In a similar vein, Aisi Taisi Democracy has also taken the musical form and turned it on its head. The show merges comedy and music, except with a satirical bite. While the show is not a conventional musical (where the narrative is sung), live singing is a very substantial element of the show.
This month Canadian show, Brotherhood: The Hip Hopera will tour India. The play is a musical: complete with singing and dancing. Except that the style of music is rap and hip-hop. This is a tremendous departure from what we are traditionally used to. However, it is one story teller, telling us a tale of two brothers who live the Hip Hop life of excess. To see how unique the show is, check out the trailer.
The play has been created and performed by Sebastien Heins who is part German, part Jamaican and fully Canadian! In the Trump era, he is like a fuck you to the establishment. As is his show. It is unique, uplifting, and magical, yet it is hip-hop, a form not often associated with theatre.
However, if you think about it, it really does make sense. Rap (post Eminem) has been all about story telling. It’s the one form where the pitch and tone of singing is not the forefront. The words and energy are. Therefore, it was only a matter of time before it crept into theatre. But what it has done is bring the raw visceral energy of hip hop to a form that had become much more about restraint than vibrancy.
Brotherhood uses all the craft that theatre has to offer; lighting cues that complement the story, video screens that create context and stage craft that excites the imagination. Through the show, Sebastien manages to create violence and beauty almost simultaneously.
However as with most things that break new ground, the right context is important. Therefore Brotherhood is not being staged in regular theatres on its India tour, but instead at venues known for both music and theatre. Little grunge or fringe venues that deny the audience the baggage of preconceived notions. The convention of formal venues often influences how an audience receives work. Therefore Sitara Studio in Bombay and Humming Tree in Bangalore are the venues chosen. (Tickets here)
Brotherhood might end up being a great template for the next generation of musicals. It is likely to become a popular form as can be seen by the ridiculous success of Hamilton on Broadway. This is perhaps because the singers don’t need to be as adept at singing, as they need to be at conveying emotion. In the Indian context, it immediately increases the number of people who can participate in this kind of theatre as performers. It speaks almost to the heart of our folk forms.
Did someone just say that trends are ‘cyclical’?

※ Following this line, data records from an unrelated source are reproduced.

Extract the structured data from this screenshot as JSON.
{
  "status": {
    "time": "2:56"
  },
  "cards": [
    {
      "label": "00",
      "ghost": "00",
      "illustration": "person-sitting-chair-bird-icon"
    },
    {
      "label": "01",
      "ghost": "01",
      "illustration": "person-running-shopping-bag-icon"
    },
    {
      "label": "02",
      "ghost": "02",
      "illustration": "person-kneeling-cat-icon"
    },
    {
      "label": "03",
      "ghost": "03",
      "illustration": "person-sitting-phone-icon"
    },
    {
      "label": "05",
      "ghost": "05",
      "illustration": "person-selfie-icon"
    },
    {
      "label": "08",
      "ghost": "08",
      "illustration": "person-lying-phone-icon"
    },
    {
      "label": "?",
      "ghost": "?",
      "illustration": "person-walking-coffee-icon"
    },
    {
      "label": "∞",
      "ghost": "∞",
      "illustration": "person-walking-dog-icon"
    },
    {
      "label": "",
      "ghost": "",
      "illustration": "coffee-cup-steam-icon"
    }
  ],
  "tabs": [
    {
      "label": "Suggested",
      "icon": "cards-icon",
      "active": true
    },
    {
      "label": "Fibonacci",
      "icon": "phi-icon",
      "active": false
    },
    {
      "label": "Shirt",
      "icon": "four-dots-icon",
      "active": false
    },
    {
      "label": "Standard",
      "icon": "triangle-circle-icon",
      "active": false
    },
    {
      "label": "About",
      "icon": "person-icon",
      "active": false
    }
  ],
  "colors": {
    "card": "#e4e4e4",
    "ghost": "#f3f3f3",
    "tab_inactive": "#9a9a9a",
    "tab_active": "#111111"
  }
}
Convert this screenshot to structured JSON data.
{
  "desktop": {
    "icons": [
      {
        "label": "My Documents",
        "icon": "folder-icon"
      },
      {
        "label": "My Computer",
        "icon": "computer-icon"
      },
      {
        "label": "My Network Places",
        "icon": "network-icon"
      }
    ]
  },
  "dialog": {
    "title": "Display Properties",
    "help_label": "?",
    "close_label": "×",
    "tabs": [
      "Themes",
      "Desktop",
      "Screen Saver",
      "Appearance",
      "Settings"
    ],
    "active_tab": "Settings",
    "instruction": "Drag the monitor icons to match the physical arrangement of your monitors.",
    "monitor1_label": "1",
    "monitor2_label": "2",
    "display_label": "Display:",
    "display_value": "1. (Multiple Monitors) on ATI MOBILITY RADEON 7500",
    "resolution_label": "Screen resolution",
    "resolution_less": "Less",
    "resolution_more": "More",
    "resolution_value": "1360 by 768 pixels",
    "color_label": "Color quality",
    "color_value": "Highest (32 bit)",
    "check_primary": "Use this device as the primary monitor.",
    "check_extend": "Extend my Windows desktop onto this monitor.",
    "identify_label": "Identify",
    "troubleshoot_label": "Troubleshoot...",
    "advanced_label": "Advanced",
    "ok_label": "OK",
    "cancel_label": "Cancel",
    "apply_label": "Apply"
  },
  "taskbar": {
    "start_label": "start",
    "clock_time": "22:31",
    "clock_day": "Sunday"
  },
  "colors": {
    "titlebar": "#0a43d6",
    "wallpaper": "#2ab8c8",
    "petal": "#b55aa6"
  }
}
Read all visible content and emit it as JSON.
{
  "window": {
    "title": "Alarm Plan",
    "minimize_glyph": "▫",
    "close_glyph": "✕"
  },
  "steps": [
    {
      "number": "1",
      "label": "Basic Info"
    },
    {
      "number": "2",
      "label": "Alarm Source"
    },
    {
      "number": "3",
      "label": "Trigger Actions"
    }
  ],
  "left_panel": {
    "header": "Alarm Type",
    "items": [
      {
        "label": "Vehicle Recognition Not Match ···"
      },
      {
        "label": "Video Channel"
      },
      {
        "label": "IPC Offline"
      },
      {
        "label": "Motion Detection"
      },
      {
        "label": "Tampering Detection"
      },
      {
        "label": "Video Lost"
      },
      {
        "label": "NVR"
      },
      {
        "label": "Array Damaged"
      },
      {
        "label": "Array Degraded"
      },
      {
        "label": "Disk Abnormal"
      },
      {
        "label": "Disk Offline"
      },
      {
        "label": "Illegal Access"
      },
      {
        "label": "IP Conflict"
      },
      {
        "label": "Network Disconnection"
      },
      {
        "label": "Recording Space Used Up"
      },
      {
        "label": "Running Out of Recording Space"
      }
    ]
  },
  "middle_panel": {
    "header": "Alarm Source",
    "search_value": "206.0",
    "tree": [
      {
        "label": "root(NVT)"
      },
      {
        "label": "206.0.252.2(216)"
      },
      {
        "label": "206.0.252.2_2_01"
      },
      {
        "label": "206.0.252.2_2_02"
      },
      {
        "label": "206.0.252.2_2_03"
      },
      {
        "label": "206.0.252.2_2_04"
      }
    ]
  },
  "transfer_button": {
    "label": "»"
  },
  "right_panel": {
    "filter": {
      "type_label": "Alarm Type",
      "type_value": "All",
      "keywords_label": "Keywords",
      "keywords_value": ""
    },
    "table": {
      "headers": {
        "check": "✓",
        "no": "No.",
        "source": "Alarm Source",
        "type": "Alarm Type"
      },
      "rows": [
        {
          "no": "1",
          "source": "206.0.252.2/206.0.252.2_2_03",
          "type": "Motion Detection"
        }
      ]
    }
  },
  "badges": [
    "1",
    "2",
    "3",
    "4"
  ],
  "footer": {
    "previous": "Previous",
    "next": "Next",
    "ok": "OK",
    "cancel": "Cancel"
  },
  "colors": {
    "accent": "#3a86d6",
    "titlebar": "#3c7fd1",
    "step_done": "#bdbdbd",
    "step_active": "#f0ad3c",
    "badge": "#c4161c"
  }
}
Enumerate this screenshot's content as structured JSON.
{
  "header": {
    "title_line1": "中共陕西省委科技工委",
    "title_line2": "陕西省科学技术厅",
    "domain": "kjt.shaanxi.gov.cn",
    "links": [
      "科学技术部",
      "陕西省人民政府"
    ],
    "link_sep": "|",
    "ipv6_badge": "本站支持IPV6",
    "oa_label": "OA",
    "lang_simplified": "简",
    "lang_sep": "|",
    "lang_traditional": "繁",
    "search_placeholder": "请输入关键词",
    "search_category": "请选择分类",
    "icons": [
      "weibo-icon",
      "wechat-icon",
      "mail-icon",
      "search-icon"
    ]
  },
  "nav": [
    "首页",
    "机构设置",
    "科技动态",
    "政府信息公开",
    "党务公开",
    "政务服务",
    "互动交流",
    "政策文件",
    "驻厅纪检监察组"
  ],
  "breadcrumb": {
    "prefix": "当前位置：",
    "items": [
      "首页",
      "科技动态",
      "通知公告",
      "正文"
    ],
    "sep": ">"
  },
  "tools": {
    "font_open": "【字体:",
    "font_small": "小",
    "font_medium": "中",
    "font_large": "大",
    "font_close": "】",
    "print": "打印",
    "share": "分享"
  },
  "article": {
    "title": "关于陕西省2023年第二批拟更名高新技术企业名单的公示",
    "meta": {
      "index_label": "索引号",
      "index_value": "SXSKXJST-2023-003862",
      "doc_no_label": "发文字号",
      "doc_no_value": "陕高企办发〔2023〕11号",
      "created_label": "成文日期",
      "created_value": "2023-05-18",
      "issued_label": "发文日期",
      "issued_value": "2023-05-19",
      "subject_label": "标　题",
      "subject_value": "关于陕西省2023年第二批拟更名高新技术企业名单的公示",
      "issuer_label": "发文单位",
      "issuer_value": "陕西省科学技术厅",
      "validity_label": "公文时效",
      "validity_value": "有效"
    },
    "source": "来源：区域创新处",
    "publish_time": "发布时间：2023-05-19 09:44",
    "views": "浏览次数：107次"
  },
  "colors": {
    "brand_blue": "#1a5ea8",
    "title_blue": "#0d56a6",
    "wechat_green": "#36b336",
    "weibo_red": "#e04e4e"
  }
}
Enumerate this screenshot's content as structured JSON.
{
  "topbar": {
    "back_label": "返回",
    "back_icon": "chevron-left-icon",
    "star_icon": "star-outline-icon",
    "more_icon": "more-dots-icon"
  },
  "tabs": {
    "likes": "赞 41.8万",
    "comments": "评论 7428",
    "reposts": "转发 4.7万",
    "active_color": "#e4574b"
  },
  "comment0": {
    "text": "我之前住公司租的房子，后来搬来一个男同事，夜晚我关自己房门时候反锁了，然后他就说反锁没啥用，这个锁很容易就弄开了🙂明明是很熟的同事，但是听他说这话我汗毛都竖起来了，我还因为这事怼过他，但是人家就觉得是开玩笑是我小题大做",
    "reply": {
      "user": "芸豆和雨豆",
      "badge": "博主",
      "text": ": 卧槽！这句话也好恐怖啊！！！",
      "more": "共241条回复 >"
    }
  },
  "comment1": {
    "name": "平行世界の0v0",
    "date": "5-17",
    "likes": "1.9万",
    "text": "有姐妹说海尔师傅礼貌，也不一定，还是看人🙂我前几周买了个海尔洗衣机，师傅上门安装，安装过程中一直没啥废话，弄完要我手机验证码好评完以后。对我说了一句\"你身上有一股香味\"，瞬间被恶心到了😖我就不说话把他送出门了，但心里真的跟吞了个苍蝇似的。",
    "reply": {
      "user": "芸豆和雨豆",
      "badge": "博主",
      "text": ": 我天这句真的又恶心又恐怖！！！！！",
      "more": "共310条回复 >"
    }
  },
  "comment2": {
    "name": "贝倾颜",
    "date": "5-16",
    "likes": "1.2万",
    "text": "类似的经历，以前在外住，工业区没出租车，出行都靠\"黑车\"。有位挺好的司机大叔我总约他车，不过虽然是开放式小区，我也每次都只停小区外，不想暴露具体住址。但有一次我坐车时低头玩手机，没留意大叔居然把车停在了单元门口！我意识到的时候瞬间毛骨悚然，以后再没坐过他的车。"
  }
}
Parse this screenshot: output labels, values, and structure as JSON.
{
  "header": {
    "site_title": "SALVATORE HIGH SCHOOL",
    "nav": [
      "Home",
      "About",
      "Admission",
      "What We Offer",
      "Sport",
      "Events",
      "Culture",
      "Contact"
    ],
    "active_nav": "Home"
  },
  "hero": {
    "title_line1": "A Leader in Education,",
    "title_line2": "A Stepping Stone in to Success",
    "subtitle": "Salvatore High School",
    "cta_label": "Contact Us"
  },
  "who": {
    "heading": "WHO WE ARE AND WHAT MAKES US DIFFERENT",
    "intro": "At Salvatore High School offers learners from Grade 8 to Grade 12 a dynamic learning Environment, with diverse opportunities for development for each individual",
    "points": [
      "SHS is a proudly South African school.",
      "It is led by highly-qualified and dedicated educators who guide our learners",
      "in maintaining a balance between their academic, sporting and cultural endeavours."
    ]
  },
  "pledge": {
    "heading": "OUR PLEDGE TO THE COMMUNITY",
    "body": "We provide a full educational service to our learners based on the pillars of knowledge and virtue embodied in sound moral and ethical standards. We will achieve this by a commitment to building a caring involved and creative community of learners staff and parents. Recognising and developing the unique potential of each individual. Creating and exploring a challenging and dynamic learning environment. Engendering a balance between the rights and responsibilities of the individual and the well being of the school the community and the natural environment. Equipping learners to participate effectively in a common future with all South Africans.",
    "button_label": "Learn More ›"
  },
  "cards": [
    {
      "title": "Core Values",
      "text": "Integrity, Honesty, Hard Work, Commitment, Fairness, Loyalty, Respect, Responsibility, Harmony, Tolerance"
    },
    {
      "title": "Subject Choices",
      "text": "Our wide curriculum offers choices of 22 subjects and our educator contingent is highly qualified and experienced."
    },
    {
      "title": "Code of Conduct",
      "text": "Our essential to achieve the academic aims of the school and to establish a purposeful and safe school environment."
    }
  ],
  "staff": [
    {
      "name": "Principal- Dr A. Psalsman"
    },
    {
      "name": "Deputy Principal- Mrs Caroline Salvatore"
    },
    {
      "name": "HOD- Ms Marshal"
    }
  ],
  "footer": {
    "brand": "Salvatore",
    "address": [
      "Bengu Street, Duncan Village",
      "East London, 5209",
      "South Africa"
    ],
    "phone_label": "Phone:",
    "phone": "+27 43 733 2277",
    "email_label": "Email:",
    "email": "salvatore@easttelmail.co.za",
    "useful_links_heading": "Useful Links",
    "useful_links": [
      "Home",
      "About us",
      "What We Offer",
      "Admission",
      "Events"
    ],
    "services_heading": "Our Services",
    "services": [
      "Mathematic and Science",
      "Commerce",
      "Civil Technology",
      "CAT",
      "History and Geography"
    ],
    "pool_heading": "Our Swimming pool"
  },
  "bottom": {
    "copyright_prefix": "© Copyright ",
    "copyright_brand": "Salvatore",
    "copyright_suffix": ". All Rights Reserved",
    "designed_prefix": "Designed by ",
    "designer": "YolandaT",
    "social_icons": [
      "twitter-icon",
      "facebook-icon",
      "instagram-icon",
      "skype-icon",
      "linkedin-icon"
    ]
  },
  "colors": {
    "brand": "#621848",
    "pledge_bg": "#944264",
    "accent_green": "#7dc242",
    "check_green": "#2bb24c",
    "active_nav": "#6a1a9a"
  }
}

- Quasar Thakore Padamsee,
Artistic Director, QTP
About the writer:
Quasar Thakore Padamsee is the Artistic Director and Founder of QTP. He is also a founder of Thespo, an annual youth theatre festival. Quasar has directed and produced many a play since the late 1990s and has been on the forefront of bringing in something new and fresh to the theatre scene.
Quasar Thakore Padamsee is also a theatre columnist for a variety of publications. For the Wishberry Blog, he writes a monthly column called 'Point of Q'.